Pathophysiology: Mutations in the ACADS gene impair the enzyme's activity, leading to reduced β-oxidation of short-chain fatty acids. This results in the accumulation of metabolites such as butyrylcarnitine and ethylmalonic acid, which can have toxic effects.

Symptoms: SCADD is highly variable in clinical presentation. While many individuals remain asymptomatic, others may experience:

• Hypoglycemia
• Muscle weakness or hypotonia
• Developmental delays
• Vomiting and lethargy during metabolic stress

Diagnosis: Diagnostic approaches include:

• Newborn screening: Elevated levels of butyrylcarnitine (C4-acylcarnitine) in dried blood spots.
• Genetic testing: Identification of pathogenic variants in the ACADS gene.
• Biochemical assays: Measurement of ethylmalonic acid in urine and butyrylcarnitine in plasma.

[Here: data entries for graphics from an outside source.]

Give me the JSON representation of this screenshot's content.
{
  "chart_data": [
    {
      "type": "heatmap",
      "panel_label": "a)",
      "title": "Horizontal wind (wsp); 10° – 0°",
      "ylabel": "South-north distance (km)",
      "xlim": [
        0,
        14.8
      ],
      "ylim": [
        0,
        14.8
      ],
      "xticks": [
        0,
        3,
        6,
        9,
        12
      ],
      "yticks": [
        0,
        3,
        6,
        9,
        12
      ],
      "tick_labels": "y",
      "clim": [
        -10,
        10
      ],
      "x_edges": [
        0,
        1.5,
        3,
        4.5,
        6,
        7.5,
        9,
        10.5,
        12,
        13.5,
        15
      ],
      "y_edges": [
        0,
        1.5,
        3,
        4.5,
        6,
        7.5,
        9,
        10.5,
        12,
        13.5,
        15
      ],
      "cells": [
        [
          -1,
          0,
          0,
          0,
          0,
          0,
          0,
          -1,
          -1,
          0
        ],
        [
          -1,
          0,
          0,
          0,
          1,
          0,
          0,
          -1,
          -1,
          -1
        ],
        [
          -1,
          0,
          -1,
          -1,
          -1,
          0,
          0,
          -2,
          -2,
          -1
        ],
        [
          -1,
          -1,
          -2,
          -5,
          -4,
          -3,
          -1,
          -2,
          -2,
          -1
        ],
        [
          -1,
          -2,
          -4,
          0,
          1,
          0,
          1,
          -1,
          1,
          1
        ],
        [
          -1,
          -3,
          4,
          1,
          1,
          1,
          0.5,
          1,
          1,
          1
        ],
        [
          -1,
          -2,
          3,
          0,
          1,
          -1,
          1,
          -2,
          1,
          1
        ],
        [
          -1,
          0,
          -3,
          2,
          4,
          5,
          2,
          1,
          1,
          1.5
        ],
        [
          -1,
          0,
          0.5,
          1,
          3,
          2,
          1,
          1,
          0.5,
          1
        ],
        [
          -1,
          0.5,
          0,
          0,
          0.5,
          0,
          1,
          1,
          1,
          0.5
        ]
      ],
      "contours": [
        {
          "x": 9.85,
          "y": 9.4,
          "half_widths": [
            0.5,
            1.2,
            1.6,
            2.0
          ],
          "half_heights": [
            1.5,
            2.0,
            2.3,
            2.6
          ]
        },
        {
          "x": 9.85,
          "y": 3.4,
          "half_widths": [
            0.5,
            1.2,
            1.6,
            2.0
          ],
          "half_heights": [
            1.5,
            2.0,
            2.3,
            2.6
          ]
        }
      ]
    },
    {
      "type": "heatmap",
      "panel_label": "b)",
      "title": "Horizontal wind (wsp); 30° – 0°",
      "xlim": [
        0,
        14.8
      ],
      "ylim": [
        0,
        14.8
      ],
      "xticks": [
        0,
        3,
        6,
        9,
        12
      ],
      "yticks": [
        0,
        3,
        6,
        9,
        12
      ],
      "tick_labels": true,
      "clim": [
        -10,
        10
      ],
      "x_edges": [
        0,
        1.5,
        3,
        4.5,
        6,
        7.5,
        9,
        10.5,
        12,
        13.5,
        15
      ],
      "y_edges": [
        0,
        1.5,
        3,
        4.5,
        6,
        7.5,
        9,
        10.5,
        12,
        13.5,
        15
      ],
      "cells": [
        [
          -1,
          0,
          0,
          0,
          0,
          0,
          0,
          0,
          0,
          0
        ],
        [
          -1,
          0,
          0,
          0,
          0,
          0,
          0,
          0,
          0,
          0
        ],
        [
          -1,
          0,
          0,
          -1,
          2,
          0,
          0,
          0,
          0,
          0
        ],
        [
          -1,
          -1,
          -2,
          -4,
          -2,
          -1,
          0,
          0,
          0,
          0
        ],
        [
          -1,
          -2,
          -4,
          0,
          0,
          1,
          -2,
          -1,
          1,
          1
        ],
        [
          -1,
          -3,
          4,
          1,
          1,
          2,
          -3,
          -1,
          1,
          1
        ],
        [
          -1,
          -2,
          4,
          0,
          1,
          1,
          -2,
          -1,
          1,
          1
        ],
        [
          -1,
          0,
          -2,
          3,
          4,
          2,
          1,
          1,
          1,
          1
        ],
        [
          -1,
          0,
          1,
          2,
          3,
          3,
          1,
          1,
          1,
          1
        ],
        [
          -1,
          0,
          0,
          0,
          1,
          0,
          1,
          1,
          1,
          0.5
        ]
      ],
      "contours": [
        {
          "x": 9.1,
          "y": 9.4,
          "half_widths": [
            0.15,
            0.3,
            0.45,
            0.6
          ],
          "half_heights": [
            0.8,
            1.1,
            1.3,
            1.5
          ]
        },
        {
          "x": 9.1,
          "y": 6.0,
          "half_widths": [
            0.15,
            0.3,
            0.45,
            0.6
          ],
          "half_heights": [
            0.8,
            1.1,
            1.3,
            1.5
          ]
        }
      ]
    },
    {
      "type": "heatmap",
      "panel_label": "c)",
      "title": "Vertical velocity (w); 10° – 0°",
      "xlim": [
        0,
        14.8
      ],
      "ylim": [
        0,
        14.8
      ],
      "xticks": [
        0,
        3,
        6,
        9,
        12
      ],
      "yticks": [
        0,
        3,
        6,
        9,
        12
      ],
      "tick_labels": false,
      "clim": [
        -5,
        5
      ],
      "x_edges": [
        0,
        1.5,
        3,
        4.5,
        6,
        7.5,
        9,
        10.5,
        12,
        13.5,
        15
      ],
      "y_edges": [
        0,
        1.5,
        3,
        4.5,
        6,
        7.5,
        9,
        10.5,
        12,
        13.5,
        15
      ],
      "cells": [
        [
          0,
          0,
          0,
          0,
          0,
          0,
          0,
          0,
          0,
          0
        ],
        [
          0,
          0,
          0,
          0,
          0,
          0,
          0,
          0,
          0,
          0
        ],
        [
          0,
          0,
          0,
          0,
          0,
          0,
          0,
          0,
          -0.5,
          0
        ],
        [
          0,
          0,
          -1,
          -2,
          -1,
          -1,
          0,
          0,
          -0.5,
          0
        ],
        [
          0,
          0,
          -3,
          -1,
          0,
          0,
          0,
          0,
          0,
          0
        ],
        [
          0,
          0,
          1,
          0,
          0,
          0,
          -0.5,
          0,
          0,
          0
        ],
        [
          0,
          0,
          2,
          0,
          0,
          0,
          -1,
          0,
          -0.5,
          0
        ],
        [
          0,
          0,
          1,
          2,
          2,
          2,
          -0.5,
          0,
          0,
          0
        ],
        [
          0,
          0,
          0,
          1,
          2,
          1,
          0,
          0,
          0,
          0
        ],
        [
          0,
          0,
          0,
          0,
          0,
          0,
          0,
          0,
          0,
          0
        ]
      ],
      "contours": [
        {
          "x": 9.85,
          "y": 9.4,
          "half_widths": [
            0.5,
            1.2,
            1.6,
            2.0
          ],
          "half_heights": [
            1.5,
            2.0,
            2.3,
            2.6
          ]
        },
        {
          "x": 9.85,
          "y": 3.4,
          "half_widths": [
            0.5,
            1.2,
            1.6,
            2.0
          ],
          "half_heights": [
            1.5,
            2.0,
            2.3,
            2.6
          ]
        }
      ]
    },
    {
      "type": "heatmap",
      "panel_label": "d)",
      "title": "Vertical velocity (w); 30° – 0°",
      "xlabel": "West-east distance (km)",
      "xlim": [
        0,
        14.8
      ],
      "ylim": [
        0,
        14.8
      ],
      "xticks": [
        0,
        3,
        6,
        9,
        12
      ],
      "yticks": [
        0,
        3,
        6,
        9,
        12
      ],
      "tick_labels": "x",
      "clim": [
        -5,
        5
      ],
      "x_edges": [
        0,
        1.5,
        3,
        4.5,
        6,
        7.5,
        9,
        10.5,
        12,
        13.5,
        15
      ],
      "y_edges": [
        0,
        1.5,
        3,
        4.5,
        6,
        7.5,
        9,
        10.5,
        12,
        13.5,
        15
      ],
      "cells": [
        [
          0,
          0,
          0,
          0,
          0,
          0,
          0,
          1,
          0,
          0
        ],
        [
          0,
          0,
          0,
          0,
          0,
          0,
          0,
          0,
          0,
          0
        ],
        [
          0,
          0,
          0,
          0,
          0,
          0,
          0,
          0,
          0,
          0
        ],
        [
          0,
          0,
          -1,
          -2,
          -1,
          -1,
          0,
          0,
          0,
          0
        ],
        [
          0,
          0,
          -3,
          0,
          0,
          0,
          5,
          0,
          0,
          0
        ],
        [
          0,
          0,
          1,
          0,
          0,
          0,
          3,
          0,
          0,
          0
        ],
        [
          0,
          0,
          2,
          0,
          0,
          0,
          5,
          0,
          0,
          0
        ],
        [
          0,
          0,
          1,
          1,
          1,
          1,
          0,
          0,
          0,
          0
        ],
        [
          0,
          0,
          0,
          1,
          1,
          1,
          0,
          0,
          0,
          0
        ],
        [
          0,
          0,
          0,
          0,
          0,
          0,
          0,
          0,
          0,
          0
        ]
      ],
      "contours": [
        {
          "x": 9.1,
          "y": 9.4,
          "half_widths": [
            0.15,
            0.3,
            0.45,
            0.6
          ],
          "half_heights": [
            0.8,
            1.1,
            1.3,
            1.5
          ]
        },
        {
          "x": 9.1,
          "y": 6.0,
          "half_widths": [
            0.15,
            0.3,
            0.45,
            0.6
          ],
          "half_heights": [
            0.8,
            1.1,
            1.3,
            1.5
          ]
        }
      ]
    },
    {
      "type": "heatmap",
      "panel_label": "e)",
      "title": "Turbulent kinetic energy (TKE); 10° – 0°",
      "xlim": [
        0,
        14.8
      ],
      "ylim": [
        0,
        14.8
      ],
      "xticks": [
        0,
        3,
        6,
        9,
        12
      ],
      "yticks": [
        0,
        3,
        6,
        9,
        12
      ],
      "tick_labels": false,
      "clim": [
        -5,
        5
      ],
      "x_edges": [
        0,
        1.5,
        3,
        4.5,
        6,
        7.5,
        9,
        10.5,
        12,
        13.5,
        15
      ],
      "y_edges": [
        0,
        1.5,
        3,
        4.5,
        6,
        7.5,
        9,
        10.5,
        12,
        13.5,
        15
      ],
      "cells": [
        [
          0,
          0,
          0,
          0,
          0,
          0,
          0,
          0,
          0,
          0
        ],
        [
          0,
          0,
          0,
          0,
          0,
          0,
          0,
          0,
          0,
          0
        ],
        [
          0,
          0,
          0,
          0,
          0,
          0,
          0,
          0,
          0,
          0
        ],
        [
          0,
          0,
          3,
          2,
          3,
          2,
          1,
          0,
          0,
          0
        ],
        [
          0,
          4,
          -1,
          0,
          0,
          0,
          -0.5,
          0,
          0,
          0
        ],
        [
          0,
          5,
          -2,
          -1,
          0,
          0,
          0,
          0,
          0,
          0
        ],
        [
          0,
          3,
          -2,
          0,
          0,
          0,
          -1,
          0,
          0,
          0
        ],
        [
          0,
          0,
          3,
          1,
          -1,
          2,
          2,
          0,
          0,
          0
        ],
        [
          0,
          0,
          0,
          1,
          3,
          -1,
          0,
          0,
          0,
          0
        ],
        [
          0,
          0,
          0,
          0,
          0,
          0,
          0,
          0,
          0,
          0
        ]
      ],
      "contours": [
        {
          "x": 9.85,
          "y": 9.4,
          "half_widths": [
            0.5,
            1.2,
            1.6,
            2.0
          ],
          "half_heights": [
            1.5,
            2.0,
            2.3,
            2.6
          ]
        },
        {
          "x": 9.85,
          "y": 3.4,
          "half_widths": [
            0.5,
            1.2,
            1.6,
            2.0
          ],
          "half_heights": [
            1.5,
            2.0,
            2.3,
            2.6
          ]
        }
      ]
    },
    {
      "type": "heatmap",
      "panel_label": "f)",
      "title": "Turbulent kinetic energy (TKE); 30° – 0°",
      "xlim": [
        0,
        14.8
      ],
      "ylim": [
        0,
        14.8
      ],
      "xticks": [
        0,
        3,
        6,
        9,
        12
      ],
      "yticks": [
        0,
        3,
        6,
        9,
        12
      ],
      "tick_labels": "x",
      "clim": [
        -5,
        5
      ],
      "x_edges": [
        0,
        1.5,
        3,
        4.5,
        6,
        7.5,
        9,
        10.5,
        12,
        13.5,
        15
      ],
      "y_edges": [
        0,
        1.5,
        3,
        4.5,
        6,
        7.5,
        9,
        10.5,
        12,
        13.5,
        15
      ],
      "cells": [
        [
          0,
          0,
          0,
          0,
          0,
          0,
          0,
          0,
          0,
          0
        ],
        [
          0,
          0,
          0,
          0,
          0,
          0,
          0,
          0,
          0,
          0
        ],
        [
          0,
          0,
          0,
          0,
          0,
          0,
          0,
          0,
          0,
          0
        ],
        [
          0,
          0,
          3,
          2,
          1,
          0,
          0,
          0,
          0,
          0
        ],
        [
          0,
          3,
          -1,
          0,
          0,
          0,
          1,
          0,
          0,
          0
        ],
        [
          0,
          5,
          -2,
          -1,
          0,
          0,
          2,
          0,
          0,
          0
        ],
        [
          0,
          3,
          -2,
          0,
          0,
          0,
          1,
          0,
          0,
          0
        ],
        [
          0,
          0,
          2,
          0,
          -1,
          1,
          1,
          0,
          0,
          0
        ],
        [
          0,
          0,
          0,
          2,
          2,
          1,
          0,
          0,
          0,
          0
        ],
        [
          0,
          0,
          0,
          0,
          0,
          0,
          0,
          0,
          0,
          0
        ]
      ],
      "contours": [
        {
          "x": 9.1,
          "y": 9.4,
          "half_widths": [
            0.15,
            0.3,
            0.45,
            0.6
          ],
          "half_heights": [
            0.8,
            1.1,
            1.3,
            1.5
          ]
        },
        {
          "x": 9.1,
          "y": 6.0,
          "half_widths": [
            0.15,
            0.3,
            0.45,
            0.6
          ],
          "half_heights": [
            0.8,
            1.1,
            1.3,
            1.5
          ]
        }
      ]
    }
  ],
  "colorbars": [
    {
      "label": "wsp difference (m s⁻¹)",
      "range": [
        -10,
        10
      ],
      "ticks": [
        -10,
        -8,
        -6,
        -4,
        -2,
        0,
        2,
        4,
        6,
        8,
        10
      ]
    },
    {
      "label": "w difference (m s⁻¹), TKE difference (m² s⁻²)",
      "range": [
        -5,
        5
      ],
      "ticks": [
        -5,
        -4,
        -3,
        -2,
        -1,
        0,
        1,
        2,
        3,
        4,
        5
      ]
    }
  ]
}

Treatment: Management strategies focus on preventing metabolic crises through:

• Frequent feeding to avoid fasting
• High-carbohydrate, low-fat diets
• Supplementation with carnitine to facilitate the excretion of accumulated fatty acid metabolites

Other Clinical Associations: Emerging research suggests that variations in ACADS activity may influence broader metabolic conditions, including insulin resistance and lipid metabolism disorders. However, these associations require further investigation.

Summary

ACADS is a mitochondrial enzyme essential for the β-oxidation of short-chain fatty acids, linking fatty acid metabolism to cellular energy production. Structurally, it is a homotetramer with specialized domains for FAD binding and substrate recognition. The enzyme's role in maintaining energy homeostasis underscores its importance in human metabolism. Mutations in the ACADS gene result in SCADD, a disorder with variable clinical severity, emphasizing the need for early diagnosis and metabolic management. The continued study of ACADS and its interactions within the metabolic network holds promise for advancing our understanding of metabolic health and disease.